The report, which synthesises information from the combined Nationally Determined Contributions submitted by 193 countries, has been put together by UN Climate Change (the secretariat of the UN Framework Convention on Climate Change or UNFCCC) in the run up to the 27th Conference of Parties that will be held in Egypt in November this year.
UN Climate Change also released a report examining long-term low emissions development strategies on the same day. The State of Climate Report 2022, also released on October 26, examined 40 indicators of progress in climate action and found that none are on track to meet 2030 targets.

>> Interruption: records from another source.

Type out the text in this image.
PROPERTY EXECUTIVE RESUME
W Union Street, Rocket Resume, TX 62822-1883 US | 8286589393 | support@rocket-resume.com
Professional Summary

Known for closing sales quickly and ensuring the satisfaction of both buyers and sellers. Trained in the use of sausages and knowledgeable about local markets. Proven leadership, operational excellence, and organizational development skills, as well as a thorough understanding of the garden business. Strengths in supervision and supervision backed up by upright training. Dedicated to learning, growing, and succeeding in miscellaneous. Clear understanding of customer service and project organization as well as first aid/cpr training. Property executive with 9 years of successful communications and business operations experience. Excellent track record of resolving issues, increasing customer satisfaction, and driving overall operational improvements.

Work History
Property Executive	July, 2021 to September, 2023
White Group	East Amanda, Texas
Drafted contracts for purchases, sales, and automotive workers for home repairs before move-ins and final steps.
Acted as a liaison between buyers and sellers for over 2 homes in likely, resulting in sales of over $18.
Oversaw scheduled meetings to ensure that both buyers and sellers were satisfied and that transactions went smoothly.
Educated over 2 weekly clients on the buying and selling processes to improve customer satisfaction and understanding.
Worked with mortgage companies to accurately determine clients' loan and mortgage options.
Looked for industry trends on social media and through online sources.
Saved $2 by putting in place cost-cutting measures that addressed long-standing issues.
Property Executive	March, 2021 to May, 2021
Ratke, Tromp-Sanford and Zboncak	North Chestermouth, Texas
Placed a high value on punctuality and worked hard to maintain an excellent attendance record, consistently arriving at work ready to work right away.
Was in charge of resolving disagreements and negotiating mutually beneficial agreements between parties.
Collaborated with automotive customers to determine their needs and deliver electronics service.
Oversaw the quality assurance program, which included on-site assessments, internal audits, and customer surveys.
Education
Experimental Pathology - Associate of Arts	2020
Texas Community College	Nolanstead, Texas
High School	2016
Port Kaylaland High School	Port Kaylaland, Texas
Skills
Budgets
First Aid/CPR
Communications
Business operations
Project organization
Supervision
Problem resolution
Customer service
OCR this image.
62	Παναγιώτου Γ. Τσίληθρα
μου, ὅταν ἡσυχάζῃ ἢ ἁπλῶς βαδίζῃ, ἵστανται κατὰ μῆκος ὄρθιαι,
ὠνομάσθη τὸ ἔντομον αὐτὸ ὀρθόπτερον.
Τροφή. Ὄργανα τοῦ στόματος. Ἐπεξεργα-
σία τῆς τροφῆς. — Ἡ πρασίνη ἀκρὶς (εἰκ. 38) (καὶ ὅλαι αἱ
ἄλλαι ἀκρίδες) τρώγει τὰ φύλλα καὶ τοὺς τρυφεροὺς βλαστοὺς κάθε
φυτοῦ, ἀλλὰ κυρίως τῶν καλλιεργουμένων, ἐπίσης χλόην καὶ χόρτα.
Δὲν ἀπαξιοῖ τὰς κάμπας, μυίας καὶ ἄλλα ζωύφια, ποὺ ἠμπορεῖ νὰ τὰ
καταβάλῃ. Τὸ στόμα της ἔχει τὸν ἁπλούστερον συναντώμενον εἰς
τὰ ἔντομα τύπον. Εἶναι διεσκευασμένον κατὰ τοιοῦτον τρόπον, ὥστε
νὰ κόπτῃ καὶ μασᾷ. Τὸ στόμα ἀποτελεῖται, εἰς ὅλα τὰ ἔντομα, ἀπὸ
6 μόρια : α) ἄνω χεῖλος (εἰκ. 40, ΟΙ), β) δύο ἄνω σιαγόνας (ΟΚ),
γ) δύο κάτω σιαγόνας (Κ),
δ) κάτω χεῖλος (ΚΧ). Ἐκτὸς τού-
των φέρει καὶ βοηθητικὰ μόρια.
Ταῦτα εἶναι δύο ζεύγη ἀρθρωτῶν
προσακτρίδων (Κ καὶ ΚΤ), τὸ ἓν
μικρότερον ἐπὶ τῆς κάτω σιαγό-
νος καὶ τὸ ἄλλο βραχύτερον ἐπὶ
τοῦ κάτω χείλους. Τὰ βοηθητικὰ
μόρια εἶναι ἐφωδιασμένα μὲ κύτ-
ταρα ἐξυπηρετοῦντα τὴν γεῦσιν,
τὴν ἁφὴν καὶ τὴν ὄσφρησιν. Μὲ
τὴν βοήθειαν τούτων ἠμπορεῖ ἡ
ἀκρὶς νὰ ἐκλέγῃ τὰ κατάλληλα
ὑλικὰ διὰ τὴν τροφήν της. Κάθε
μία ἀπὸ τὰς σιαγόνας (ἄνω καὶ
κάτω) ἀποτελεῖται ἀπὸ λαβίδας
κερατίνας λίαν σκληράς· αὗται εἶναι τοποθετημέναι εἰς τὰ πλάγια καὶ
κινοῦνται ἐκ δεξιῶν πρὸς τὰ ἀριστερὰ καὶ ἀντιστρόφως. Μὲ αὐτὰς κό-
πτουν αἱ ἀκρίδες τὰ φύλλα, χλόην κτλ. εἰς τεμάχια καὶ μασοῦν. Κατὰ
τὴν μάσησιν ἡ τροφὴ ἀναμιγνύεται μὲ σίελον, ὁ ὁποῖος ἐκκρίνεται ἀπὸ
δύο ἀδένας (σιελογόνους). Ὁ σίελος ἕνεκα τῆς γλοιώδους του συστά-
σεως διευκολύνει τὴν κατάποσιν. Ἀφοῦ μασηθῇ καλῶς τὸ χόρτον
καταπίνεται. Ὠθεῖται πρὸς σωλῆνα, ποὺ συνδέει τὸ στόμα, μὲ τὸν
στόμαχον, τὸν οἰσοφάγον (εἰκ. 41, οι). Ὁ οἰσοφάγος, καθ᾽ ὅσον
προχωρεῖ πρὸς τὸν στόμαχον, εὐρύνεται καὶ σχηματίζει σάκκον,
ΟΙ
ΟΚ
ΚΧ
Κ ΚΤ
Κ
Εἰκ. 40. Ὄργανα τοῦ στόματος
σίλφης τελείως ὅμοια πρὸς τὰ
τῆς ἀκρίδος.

All nations party to the Paris Agreement, a legally binding international treaty on climate change ratified by 196 parties in 2015, have to submit Nationally Determined Contributions or NDCs to the UNFCCC. An NDC is a set of long-term goals that list out how each country aims to cut its carbon emissions and adapt to climate impacts.
UN Climate Change maintains a registry of all NDCs, and each country has to update theirs every five years. India’s first NDC, submitted in 2015, listed out eight goals. This included reducing the emissions intensity of its GDP by 33% to 35% by 2030 from levels in 2005.
India’s NDC, updated in August this year, includes reducing emissions intensity of its GDP by 45% by 2030 from the 2005 level, and achieving 50% cumulative electric power installed capacity from non-fossil fuel-based energy resources by 2030 (as opposed to 40% that was listed as part of its first NDC).